Вчера разговор с Борей об еврействе и проч., который возобновил во мне ход мыслей в этом направлении. Не знаю, волнует ли меня этот вопрос; скорее, он время от времени меня занимает.
Евреи обижаются, когда их ругают. Евреям говорят: как это вы хотите, чтобы мы вас не ругали, когда вы сами себя ругаете.
Еврейский антисемитизм крайне гадок потому, что его психологической основой является не самоосуждение, а самоотчуждение, – притом произвольное.
В 24-м году Корней Иванович Чуковский, взяв на себя роль моего литературного покровителя (впрочем, когда я попросила три рубля аванса – он не дал, сославшись на то, что редакция «Русского Современника» находится в затруднительном денежном положении), захотел быть и моим крестным отцом.
Он печатал мою первую рецензию, которая ему нравилась, и уговаривал меня выбрать себе псевдоним.
– Покойный Гумилев говорил, что он не любит псевдонимов, – ответила я.
– Но у вас никуда не годная фамилия. Вас слишком много.
И он показал мне корректурный лист библиографического отдела журнала, где я нашла, не считая себя, еще двух однофамильцев, да еще музыкальных рецензентов.
Пока я стояла, уныло рассматривая совершенно одинаковых Гинзбургов с разными инициалами, Чуковский говорил: «Вот я, например, Корнейчук. Я понял, что эта фамилия слишком мужицкая, хохлацкая, и сделал себе Чуковского».
– Корней Иванович, знаете, я, может быть, взяла бы себе псевдоним, если бы я не была еврейкой. В еврейских псевдонимах – всегда дурной привкус. В них неизбежно есть что-то от фальшивого вида на жительство.
– Вы, кажется, правы, – сказал Чуковский.
Я несомненно была права.
В выборе псевдонимов евреи редко бывают нейтральны; неприличие в том, что они почти всегда plus Russe que la Russie même[32]
. Между тем нельзя шутить культурой и нехорошо брать на себя обязательства чужой крови.Как ни странно, но есть на свете нечто еще худшее, чем еврейские националисты, – это еврейские антисемиты.
Я вовсе не пишу о чужих пороках с точки зрения собственной добродетели; я пишу о психологических явлениях, которые, вероятно, были бы мне непонятны, если бы не были в какой-то степени свойственны.
Таких людей, как я, отличает от дурных людей не отсутствие дурных свойств, а умение их стыдиться; не скажу – с ними бороться.
Я как-то провела вечер у Томашевских.
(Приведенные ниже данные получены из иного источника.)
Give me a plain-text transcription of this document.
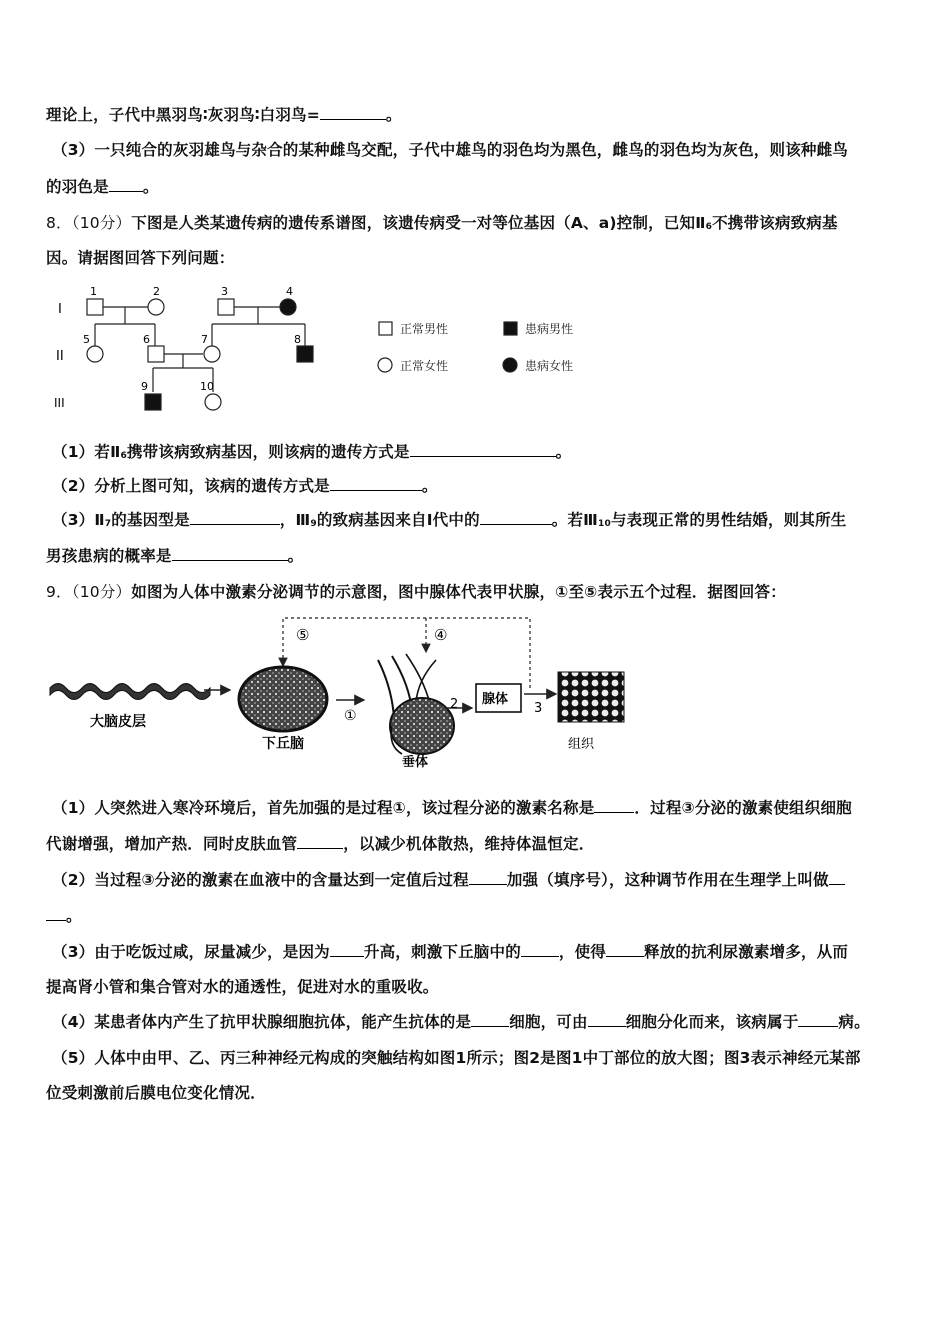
理论上，子代中黑羽鸟∶灰羽鸟∶白羽鸟=	。
（3）一只纯合的灰羽雄鸟与杂合的某种雌鸟交配，子代中雄鸟的羽色均为黑色，雌鸟的羽色均为灰色，则该种雌鸟
的羽色是 。
8．（10分）下图是人类某遗传病的遗传系谱图，该遗传病受一对等位基因（A、a)控制，已知$Ⅱ_6$不携带该病致病基
因。请据图回答下列问题：
I
II
III
1	2	3	4
5	6	7	8
9	10
正常男性	患病男性
正常女性	患病女性
（1）若$Ⅱ_6$携带该病致病基因，则该病的遗传方式是	。
（2）分析上图可知，该病的遗传方式是	。
$(3)Ⅱ_7$的基因型是	，$Ⅲ_9$的致病基因来自Ⅰ代中的	。若$Ⅲ_{10}$与表现正常的男性结婚，则其所生
男孩患病的概率是	。
9．（10分）如图为人体中激素分泌调节的示意图，图中腺体代表甲状腺，①至⑤表示五个过程．据图回答：
⑤	④
大脑皮层
下丘脑
①
垂体
2 腺体
3
组织
（1）人突然进入寒冷环境后，首先加强的是过程①，该过程分泌的激素名称是	．过程③分泌的激素使组织细胞
代谢增强，增加产热．同时皮肤血管	，以减少机体散热，维持体温恒定．
（2）当过程③分泌的激素在血液中的含量达到一定值后过程 加强（填序号），这种调节作用在生理学上叫做
。
（3）由于吃饭过咸，尿量减少，是因为 升高，刺激下丘脑中的 ，使得 释放的抗利尿激素增多，从而
提高肾小管和集合管对水的通透性，促进对水的重吸收。
（4）某患者体内产生了抗甲状腺细胞抗体，能产生抗体的是 细胞，可由 细胞分化而来，该病属于	病。
（5）人体中由甲、乙、丙三种神经元构成的突触结构如图1所示；图2是图1中丁部位的放大图；图3表示神经元某部
位受刺激前后膜电位变化情况．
Среди множества разных разговоров всплыл разговор на национальные темы.
Тогда как раз шла всесоюзная перепись. Томашевский в виде курьеза рассказал о том, что кто-то из его приятелей-литераторов написал в анкете, в рубрике о национальной принадлежности, – еврей.
Я заметила, что сделала то же самое.
Б. В. долго говорил об абсурдности этой точки зрения, о том, что национальность определяется языком и культурой, и проч.
«Вот я, например, полупольского происхождения, но ведь мне не придет в голову писать – поляк. У евреев это реакция на прошлое угнетение».
Томашевский верно определил факт, но неверно его оценил.
Каждому еврею русской культуры представляется возможность попасть в следующую ситуацию. Он приходит и говорит: «Помилуйте, да я русский!» А ему отвечают: «Помилуйте, вот у вас курчавые волосы и нос соответствующий, и даже состав крови у вас другой, нежели у арийцев».
На это существуют возражения: раса – понятие темное, национальность определяется языком и культурой; не считают себя обрусевшие немцы немцами и т. д. Много доказательств. Доказательства – условная вещь; точнее говоря, условна область применения доказательств. Есть положения, на которые нельзя отвечать доказательствами; на них отвечают смехом, слезами, мордобитием… есть положения, на которые вообще нельзя отвечать.
С полной убежденностью и убедительностью для себя я избираю нелогичный образ действий. Из благоразумия, из атавизма или из мнительности – я, человек русского языка, русских вкусов и русской культуры и, смею думать, абсолютной преданности русской культуре, именую себя в анкетах еврейкой – все это не заботясь о тонкостях различия между расой, национальностью, гражданством и вероисповеданием.
Во время знаменитого одесского погрома 1905 года мне было два года, и я болела скарлатиной. Дядя пешком пошел в аптеку на Херсонской. Вышел аптекарь-еврей (аптекарей не трогали, очевидно из гуманности), узнал в дяде еврея и сказал ему: «Вы сумасшедший. Как вы можете ходить по улицам?» Дядя объяснил, что ребенок тяжело болен. Деньги за лекарство аптекарь не захотел взять.
Меня лечил доктор Стефанский, наш сосед по дому и добрый знакомый отца. Он снял у себя икону, под пальто принес ее к нам и умолял папу выставить икону в окне. Папа отказался начисто.
Разумеется, на окраинах, в еврейских кварталах, подобные ухищрения не могли бы пройти. Но в нашем районе, особенно в нашем доме, где евреев было очень мало, где не стали бы специально искать по квартирам, подобные вещи проделывались. Христиане же многие выставили в окнах иконы для того, чтобы их, так сказать, зря не тревожили. Доктор Стефанский имел свои основания.